If you find any typos, errors, or places where the text may be improved, please let us know by providing feedback either in the feedback survey (given during class) or by using GitLab.
Reproducibility and open scientific practices are increasingly demanded of, and needed by, scientists and researchers in our modern research environments. We increasingly produce larger and more complex amounts of data that often need to be heavily cleaned, reorganized, and processed before it can be analyzed. This data processing often consumes the majority of the time spent coding and doing data analysis. And even though this stage of data analysis is so time-consuming, there is little to no training and support provided for it. This has led to minimal attention, scrutiny, and rigour in describing, detailing, and reviewing these procedures in studies, and contributes to the systemic lack of code sharing among researchers. All together, this aspect of research is often completely hidden and may likely to be the source of many irreproducible results.
With this course, we aim to begin addressing this gap. Using a highly practical approach that revolves around code-along sessions (instructor and learner coding together), hands-on exercises, and group work, participants of the course will be able to:
- Learn and demonstrate what an open and reproducible data processing and analysis workflow looks like.
- Learn and apply some fundamental concepts, techniques, and skills needed for processing and managing data in a reproducible and well-documented way.
- Learn where to go to get help and to continue learning modern data science and analysis skills.
The course will enable participants to answer questions such as:
- What does a modern data analysis setup and workflow look like?
- How can I create pipelines that get, process, and clean my data quickly and that works regardless of whether there is one data file or hundreds (i.e. it scales well)?
- How can I write code that is more reproducible, readable, and easily re-used for my future self and for my collaborators and colleagues?

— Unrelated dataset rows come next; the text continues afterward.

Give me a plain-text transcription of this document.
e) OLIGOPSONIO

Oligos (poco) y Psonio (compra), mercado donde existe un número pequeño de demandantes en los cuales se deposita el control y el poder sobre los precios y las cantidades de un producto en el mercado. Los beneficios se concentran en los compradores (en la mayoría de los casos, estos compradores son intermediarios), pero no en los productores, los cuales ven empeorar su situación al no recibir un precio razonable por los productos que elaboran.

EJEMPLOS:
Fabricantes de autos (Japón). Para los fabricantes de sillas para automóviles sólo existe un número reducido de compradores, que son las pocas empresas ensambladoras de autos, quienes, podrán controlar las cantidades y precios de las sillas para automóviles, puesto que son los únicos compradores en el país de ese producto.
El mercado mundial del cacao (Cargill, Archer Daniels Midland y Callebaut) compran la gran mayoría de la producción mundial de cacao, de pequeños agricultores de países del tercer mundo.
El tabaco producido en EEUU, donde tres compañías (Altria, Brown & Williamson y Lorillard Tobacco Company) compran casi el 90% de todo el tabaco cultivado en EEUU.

By the end of the course, participants will: have improved their competency in processing and wrangling datasets; have improved their proficiency in using the R statistical computing language; know how to write re-usable and well-documented code; and know how to make modern and reproducible data analysis projects.
This course is designed in a specific way and is ideal for you if:
- You are a researcher, preferably working in the biomedical field (ranging from experimental to epidemiological). Specifically, this course targets those working on topics in diabetes and metabolism.
- You currently or will soon do quantitative data analysis.
- You either:
Considering that this is a natural extension of the introductory r-cubed course, this course incorporates tools learned during that course, including basic Git usage as well as use of RStudio R Projects. If you do not have familiarity with these tools, you will need to go over the material from the introduction course beforehand (more details about pre-course tasks will be sent out a couple of weeks before the course).
While having these assumptions help to focus the content of the course, if you have an interest in learning R but don’t fit any of the above assumptions, you are still welcome to attend the course! We welcome everyone, that is until the course capacity is reached.
During the course, we will:
- Learn how to use R, specifically those in the mid-beginner to early-intermediate level.
- Focus only on the data processing and cleaning stage of a data analysis project.
- Teach from a reproducible research and open scientific perspective (e.g. by making use of Git).
- Be using practical, applied, and hands-on lessons and exercises.
And we will not learn:
- The basics of using R and RStudio.
- Statistics (these are already covered by most university curriculum).